A remote control grass cutting machine (“Spider”) is to be tested on the steep Castle Banks on Thursday 27 July.
The structural stability of the banks due to rabbit warrens and the water uptake of some of the trees and the retaining wall at the bottom of the bank will be surveyed in September. Further work will include the inclusion of anchor points for remote controlled machinery and re-profiling of the banks, all to allow safe grass cutting.
The equipment which will be trialled at the castle on 27 August could potentially be used for other steep or difficult and inaccessible areas, once the results of the trial have been evaluated.

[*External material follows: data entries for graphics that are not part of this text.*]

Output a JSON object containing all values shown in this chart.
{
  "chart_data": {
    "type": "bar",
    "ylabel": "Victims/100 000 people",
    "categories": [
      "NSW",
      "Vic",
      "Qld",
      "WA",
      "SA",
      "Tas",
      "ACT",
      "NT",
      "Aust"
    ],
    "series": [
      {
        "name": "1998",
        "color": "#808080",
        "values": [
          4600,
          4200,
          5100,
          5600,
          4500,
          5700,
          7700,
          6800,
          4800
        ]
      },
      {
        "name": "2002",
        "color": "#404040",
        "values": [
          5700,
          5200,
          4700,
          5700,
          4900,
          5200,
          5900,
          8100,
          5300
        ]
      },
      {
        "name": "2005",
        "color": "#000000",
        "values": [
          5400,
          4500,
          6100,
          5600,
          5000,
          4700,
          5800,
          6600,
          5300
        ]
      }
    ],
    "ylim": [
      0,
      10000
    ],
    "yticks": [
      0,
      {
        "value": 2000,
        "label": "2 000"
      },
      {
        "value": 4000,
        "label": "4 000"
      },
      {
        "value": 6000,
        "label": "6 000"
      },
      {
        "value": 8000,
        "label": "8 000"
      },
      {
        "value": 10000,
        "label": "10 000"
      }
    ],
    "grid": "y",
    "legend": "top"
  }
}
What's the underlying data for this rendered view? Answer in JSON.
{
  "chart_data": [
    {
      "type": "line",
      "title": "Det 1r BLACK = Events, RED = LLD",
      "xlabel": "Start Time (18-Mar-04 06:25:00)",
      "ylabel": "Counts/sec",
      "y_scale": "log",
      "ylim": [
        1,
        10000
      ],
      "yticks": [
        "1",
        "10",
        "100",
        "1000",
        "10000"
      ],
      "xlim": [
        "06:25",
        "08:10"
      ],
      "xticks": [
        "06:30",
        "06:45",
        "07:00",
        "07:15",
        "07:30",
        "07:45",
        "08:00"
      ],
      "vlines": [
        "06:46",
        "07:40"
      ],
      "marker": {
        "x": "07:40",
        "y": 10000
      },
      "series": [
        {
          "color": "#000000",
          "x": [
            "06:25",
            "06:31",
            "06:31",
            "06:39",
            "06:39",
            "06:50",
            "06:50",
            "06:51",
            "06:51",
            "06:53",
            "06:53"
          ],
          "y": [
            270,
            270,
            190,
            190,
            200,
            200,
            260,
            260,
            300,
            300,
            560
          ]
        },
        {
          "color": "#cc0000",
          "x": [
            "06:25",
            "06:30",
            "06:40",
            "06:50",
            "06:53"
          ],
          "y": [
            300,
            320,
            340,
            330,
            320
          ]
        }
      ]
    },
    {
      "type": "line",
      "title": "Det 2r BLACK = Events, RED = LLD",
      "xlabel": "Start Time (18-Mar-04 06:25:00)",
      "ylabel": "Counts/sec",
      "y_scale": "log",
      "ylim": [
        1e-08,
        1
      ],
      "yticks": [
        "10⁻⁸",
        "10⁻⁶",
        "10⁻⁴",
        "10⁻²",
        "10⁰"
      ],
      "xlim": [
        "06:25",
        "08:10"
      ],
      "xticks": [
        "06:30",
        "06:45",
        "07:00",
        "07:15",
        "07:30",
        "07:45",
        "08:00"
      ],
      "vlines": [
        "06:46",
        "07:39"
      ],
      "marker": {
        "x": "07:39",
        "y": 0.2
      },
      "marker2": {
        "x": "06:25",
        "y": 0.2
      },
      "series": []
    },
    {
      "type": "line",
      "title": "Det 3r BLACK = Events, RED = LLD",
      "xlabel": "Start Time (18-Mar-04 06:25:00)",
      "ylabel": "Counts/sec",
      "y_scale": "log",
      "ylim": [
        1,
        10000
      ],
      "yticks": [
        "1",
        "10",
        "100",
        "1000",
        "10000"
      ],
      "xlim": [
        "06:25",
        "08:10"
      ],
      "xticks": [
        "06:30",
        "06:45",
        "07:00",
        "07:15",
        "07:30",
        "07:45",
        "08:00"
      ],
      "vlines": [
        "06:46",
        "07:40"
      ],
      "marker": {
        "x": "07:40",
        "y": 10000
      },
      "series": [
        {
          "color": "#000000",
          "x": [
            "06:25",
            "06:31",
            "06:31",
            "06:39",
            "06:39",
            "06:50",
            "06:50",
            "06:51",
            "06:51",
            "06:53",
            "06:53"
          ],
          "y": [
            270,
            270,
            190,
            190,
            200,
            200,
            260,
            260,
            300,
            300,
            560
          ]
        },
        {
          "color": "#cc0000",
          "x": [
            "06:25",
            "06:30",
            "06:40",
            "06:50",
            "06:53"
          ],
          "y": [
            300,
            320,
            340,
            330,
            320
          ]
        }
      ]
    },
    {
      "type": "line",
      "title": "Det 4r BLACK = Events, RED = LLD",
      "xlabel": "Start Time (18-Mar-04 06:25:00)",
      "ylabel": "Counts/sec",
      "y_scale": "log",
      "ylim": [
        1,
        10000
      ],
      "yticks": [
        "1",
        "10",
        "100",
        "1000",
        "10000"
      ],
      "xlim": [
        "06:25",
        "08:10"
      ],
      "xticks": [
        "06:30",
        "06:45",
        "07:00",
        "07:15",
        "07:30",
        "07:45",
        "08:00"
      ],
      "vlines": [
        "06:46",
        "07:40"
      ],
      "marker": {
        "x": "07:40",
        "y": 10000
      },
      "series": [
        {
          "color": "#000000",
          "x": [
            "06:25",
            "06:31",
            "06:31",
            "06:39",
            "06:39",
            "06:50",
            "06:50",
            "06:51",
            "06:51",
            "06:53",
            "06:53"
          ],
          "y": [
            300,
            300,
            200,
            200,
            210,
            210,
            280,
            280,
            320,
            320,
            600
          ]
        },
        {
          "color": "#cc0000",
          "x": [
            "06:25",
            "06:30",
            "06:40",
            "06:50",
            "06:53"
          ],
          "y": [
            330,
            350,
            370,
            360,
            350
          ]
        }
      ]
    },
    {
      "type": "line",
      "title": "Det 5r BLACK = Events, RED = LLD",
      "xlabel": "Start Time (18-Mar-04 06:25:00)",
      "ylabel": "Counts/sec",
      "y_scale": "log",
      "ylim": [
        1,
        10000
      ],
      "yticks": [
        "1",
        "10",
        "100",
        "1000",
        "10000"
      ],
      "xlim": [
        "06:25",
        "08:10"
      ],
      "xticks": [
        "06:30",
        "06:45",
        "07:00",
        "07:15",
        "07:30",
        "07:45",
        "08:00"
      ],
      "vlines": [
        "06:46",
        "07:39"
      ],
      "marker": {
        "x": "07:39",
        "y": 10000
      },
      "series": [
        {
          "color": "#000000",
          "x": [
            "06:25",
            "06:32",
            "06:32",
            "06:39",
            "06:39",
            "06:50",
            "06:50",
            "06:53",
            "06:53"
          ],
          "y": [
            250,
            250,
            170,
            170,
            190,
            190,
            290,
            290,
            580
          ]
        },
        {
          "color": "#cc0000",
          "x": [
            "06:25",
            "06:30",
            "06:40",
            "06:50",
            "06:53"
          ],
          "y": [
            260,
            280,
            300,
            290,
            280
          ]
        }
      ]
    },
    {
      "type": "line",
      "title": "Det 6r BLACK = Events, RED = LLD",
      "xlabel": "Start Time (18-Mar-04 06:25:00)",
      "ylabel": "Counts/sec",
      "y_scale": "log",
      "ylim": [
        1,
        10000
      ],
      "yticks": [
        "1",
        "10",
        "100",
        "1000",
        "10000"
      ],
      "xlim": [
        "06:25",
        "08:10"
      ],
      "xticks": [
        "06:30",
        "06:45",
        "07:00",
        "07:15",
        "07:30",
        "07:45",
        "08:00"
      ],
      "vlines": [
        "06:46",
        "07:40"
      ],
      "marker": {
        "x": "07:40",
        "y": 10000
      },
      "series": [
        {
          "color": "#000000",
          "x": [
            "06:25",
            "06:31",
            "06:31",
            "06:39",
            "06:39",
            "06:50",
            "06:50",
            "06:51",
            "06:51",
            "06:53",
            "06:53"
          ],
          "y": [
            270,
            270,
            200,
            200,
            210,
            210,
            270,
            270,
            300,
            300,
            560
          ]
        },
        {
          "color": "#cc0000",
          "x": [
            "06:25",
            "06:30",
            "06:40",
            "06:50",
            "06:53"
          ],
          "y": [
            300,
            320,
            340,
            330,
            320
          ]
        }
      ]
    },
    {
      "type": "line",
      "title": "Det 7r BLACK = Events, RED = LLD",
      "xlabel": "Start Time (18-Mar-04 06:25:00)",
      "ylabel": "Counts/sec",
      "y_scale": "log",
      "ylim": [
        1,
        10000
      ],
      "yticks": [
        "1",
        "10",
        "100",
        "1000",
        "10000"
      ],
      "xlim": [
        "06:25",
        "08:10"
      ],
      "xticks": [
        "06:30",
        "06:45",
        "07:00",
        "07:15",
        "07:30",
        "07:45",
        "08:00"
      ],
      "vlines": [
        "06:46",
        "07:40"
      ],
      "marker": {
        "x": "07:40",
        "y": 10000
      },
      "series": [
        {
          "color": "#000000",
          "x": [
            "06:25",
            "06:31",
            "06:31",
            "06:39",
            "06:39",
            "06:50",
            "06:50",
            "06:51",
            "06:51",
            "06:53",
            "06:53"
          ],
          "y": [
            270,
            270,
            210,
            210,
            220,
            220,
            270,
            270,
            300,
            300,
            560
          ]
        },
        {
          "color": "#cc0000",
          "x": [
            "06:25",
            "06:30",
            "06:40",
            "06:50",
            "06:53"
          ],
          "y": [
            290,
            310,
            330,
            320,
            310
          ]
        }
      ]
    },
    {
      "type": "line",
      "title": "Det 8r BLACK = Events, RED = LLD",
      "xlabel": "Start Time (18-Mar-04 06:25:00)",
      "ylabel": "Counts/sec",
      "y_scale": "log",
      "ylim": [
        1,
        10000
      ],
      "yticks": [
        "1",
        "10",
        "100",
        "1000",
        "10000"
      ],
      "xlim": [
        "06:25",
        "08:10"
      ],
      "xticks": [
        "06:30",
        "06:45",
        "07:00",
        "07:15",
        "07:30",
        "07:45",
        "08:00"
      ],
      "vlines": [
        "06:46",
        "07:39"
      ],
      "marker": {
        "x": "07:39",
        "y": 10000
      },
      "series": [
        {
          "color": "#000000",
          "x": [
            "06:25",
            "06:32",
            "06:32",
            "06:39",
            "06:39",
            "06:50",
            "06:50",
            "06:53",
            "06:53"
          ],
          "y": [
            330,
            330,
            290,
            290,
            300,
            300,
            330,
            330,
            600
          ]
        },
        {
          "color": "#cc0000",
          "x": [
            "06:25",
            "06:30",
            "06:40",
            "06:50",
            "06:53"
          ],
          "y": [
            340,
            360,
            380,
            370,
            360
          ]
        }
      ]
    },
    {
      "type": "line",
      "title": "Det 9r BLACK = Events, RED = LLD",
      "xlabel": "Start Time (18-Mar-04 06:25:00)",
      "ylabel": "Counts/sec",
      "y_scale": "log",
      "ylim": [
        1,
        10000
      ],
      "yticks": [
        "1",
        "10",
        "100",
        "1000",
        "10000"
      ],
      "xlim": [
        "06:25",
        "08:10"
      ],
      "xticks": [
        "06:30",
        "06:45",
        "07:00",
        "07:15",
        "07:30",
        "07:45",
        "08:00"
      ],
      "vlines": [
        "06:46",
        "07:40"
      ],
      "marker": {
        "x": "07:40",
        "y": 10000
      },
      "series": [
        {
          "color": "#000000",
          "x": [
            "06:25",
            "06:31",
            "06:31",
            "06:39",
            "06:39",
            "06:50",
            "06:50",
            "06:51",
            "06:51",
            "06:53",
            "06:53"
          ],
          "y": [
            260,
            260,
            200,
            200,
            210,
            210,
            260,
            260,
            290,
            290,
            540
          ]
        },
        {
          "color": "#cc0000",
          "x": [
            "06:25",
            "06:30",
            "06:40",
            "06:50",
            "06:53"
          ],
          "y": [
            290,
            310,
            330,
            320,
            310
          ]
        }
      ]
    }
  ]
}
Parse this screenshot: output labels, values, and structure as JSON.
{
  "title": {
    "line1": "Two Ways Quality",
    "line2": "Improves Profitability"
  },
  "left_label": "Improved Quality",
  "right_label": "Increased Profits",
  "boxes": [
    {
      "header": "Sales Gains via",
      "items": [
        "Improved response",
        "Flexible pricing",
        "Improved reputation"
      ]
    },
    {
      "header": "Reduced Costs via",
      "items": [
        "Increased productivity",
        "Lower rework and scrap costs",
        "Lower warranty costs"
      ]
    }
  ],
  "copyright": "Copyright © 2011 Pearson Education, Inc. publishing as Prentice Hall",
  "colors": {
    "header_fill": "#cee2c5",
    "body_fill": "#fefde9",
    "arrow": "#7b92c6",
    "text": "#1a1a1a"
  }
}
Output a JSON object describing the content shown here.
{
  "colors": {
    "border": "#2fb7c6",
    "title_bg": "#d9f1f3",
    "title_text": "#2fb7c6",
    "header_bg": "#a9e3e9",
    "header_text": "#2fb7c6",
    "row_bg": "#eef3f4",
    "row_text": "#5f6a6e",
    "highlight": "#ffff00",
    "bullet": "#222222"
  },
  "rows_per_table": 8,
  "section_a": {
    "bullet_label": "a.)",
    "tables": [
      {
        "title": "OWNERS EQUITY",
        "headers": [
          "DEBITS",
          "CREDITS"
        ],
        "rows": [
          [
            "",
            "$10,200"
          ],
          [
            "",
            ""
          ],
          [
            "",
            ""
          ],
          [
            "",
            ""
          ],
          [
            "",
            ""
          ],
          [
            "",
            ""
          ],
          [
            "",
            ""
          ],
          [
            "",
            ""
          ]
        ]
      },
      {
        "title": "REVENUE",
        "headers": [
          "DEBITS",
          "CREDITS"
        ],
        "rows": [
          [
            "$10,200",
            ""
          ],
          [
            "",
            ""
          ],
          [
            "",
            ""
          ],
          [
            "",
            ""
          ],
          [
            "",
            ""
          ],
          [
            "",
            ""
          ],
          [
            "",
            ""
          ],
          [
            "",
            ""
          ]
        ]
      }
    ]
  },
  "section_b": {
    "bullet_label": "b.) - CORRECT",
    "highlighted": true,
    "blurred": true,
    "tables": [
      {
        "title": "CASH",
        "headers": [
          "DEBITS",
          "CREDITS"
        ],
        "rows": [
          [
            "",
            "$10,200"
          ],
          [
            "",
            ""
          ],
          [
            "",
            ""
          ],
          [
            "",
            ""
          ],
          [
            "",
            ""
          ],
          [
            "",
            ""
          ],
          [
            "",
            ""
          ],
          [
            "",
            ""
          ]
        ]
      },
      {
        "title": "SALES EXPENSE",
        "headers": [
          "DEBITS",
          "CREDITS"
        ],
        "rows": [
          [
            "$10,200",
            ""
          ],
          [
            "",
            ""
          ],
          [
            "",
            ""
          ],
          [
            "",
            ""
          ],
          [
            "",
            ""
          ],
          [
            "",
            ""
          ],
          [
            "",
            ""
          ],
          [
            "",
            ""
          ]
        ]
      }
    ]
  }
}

There will be consultation on the most effective way of maintaining the river banks. There may be areas where grass cutting would be more beneficial, for example where visitors may want to sit by the river bank, and benefits of leaving the grass to grow in certain areas. This can encourage new species of flora and fauna such as wild flowers, butterflies, kingfishers and voles, and also help prevent erosion of the banks by absorbing surface water runoff from nearby roads and pavements.
Provost of Inverness Helen Carmichael said: “I am keen to see how the remote control machine works. It should make grass cutting much easier in inaccessible areas such as the castle banks and will vastly improve the look of the area.”
For 2018, the council is considering introducing a type of grass that is more easily managed in the longer term.